Neues Zwitschern im Klangbaum

HEEK Der Klangbaum im Amtsgarten der Landesmusikakademie ist mit neuen Objekten bestückt – ein spannendes Projekt vor allem für die beteiligten Schüler.

Neues Zwitschern im Klangbaum

Fünftklässler der Kreuzschule zeigen ihre Klangobjekte, die für ein Jahr in den Klangbaum gehängt werden.

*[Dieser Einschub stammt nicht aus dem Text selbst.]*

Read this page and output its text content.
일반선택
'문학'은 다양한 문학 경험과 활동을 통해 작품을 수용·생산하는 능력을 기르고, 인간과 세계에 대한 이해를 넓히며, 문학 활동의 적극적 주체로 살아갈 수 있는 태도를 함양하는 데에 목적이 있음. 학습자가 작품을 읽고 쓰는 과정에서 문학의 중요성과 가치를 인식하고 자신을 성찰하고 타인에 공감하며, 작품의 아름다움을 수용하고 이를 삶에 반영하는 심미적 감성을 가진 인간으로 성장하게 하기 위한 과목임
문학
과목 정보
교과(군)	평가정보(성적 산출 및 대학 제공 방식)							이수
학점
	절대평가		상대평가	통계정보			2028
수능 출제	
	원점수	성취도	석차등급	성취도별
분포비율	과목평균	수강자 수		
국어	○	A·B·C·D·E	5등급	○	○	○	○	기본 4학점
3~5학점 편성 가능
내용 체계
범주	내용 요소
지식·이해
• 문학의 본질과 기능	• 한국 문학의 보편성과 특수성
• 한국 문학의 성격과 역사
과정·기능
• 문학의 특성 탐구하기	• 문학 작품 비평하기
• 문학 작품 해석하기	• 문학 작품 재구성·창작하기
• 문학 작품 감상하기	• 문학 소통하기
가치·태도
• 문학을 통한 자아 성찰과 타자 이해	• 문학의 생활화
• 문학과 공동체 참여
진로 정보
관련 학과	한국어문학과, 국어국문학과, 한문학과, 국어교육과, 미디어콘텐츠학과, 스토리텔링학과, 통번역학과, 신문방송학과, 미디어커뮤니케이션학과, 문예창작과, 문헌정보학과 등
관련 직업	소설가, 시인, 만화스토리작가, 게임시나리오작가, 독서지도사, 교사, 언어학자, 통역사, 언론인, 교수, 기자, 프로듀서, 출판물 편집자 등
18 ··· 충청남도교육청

Pia hat einen Vogel mit Pudelmütze auf ihr Klangkästchen gemalt. Evelin einen Schmetterling. Und von Lucas‘ Kästchen schaut dem Betrachter ein Gottesauge entgegen. Und alle zusammen füllen die Ohren der Besucher mit einem vielstimmigen Zwitschern und Zirpen. „Dabei sind die jetzt gar nicht so laut, dafür brauchen sie die Sonne“, erklärt Ralf Schreiber.

 

Zum vierten Mal sind am Dienstag die Kunstobjekte in der schwedischen Mehlbeere ausgetauscht worden. Der Klangbaum im Amtsgarten entstand anlässlich des 25-jährigen Bestehens der Landesmusikakademie im Jahr 2014. Seitdem wird er alljährlich von Fünftklässlern der Kreuzschule mit neuen Objekten bestückt, während die Sechstklässler ihre Kunstwerke wieder einsammeln. Betreut wird das auf sieben Jahre angelegte Projekt durch den Kölner Künstler Ralf Schreiber. Ein tolles Projekt und eine schöne Zusammenarbeit, lobte Akademie-Direktorin Antje Valentin. Bei der Austausch-Aktion am Dienstag haben die Beteiligten allerdings kein Wetterglück: Es regnet, Windböen brausen durch den Amtsgarten. Doch den Fünft- und Sechstklässlern macht das offensichtlich nicht so viel aus. Einige haben sich zwar unter einer Eiche untergestellt, aber andere bespielen fröhlich die Klangobjekte, die der Garten neben dem Klangbaum auch noch beherbergt. Oder sie geben Ralf Schreiber ihre Objekte an, damit er sie in den Baum hängen kann. Entstanden sind die Klangkästchen an zwei Tagen im Technikunterricht bei Lehrer Helge Kussel und Künstler Ralf Schreiber. Der nennt die runden Kästchen, die aus Kunststoff-Petrischalen zusammengesetzt sind, Roboter. Sie enthalten jeweils Solarzellen, einen kleinen Prozessor und einen Lautsprecher. Die einzelnen Bauteile sind mit Kabeln verbunden, die von den Schülern angelötet wurden. „Mit dem Projekt wird das Löten im Unterricht eingeführt“, erklärt Helge Kussel. Robuste Ausführung In den vergangenen Jahren gab es neben den Prozessoren auch andere kleine Klangmaschinen, aber die haben sich nicht bewährt, Ralf Schreiber erklärte. Dagegen sind die Klangkästchen aus Petrischalen recht robust: Von den 20 Stück, die ein Jahr lang im Baum gehangen haben, ist eines abhanden gekommen und nur zwei sind defekt. „Das ist aber kein Problem. Da löte ich die Kabel neu an und schon zwitschern die wieder vergnügt vor sich hin“, verspricht Helge Kussel.